Kami pernah dibawa gmap ke tengah hutan, literally, jalanannya batu,kanak kiri pohon atau jurang, embuh udah ga berani tengok tengok, dzikir aja lah :D nyaris ga ada manusia lain selain kami dan mobil kami yang jelas-jelas bukan diproduksi untuk off road! Dan itu malam-malam....

Pernah mau isi bensin, bensin diisi saya ambil ATM, ternyata atm rusak, semacam gangguan sinyal, semua ATM di areaitu tidak bisa digunakan! Yup dan bensin udah diisi, duit buat bayar engga ada sodara sodara!

Persis kaya diatas tapi obyeknya makanan, udah pesen makan, atm ga bisa ambil duit, duit ga ada, piye jal? 
Belum lagi kesasar, beuh ga keitung, ama salah jalan, baruuu aja saya salah masuk jalur verboden, gimana atuhlah kagak ada tandanya, masa pakai ilmu “penerawangan”
Dan masih banyak lagi....

Kali lain saja ya ceritanya (beuhh GR emang ada yang baca?) bisa jadi beberapa bab novel itu sih. Cerita satu babak dulu aja ya. Dimulai dari perjalanan kami dua pekan ini.
Yang jelas, dari semua kejadian itu, saya-kami makin yakin bahwa Alloh dekat, gusti Alloh mboten sare, bahwa segala ujian sudah diukur takarannya. Disaat kami sudah tidak tahu mesti bagaimana, dan yang tersisa hanya doa, Alloh bukakan pintu-pintu keajaiban-Nya. Dan saya bersyukur kami melaluinya bersama.
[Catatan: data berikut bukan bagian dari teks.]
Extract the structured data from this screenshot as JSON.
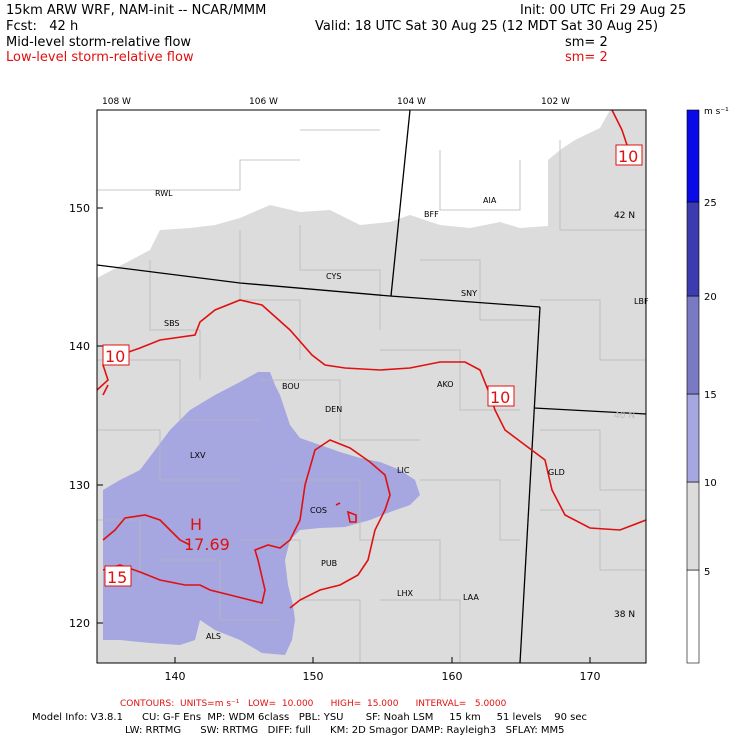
{
  "header": {
    "model_line": "15km ARW WRF, NAM-init -- NCAR/MMM",
    "init": "Init: 00 UTC Fri 29 Aug 25",
    "fcst": "Fcst:   42 h",
    "valid": "Valid: 18 UTC Sat 30 Aug 25 (12 MDT Sat 30 Aug 25)",
    "mid_label": "Mid-level storm-relative flow",
    "mid_sm": "sm= 2",
    "low_label": "Low-level storm-relative flow",
    "low_sm": "sm= 2"
  },
  "map": {
    "lon_labels": [
      "108 W",
      "106 W",
      "104 W",
      "102 W"
    ],
    "lat_labels": [
      "42 N",
      "40 N",
      "38 N"
    ],
    "x_ticks": [
      "140",
      "150",
      "160",
      "170"
    ],
    "y_ticks": [
      "150",
      "140",
      "130",
      "120"
    ],
    "stations": [
      "RWL",
      "BFF",
      "AIA",
      "CYS",
      "SNY",
      "LBF",
      "SBS",
      "BOU",
      "AKO",
      "DEN",
      "LXV",
      "LIC",
      "GLD",
      "COS",
      "PUB",
      "LHX",
      "LAA",
      "ALS"
    ],
    "contour_labels": [
      "10",
      "10",
      "10",
      "15"
    ],
    "high_marker": "H",
    "high_value": "17.69",
    "colors": {
      "contour": "#e01010",
      "gray_fill": "#dcdcdc",
      "lavender_fill": "#a6a6e0"
    }
  },
  "colorbar": {
    "unit": "m s⁻¹",
    "levels": [
      "5",
      "10",
      "15",
      "20",
      "25"
    ],
    "colors": [
      "#ffffff",
      "#dcdcdc",
      "#a6a6e0",
      "#7a7ac4",
      "#3c3cb0",
      "#0a0ae8"
    ]
  },
  "footer": {
    "contours_line": "CONTOURS:  UNITS=m s⁻¹   LOW=  10.000      HIGH=  15.000      INTERVAL=   5.0000",
    "model_info_1": "Model Info: V3.8.1      CU: G-F Ens  MP: WDM 6class   PBL: YSU       SF: Noah LSM     15 km     51 levels    90 sec",
    "model_info_2": "LW: RRTMG      SW: RRTMG   DIFF: full      KM: 2D Smagor DAMP: Rayleigh3   SFLAY: MM5"
  }
}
Belajar bersama

Jadi mana cerita banjirnya?

Begini ceritanya... usai menyaksikan seri selam kolam dan latihan badminton PON 2016 di Cirebon (iya yang saya disuruh potoin atlit yang saya baru tau belakangan ituu...) kami meluncur untuk menyaksikan pertandingan dayung di purwakarta-karawang.

Selanjutnya jadi supporter panahan jawa barat, diselingi nonton softball (disana kami bertemu dengan pelatih indonesia yang membawa indonesia meraih emas di sea games, ini juga lain kali aja ceritanya hihihi) 

Sabtu siang, Sepulang dari stadion Si Jalak Harupat kab. Bandung tempat diadakannya panahan (dan beberapa Cabor lain) diperjalanan hujan deras, oya dikarenakan beberapa alasan kami ke venue naik Grab Car, dalam perjalanan tiba-tiba kami dihadang genangan cukup tinggi, nekat menerobos, kami malah terjebak di arus air (iya airnya mengalir tak lagi menggenang), Alhamdulillah pengemudi grabnya sigap, kami langsung dibelokkan ke semacam parkiran di kiri jalan, selanjutnya kami baru tau bahwa itu bagian samping dari sebuah pabrik/Gudang dan halaman rumah orang.
Ketika turun dari tempat parkir saya sempat kaget sekali, air sudah dibawah lutut! Duh bersyukur kami diijinkan masuk ke bagian teras/depan gudang, kedinginan, banjir dan di daerah yang kami tak tahu, dan semakin kumplit ketika saya merasa bahwa saya haid!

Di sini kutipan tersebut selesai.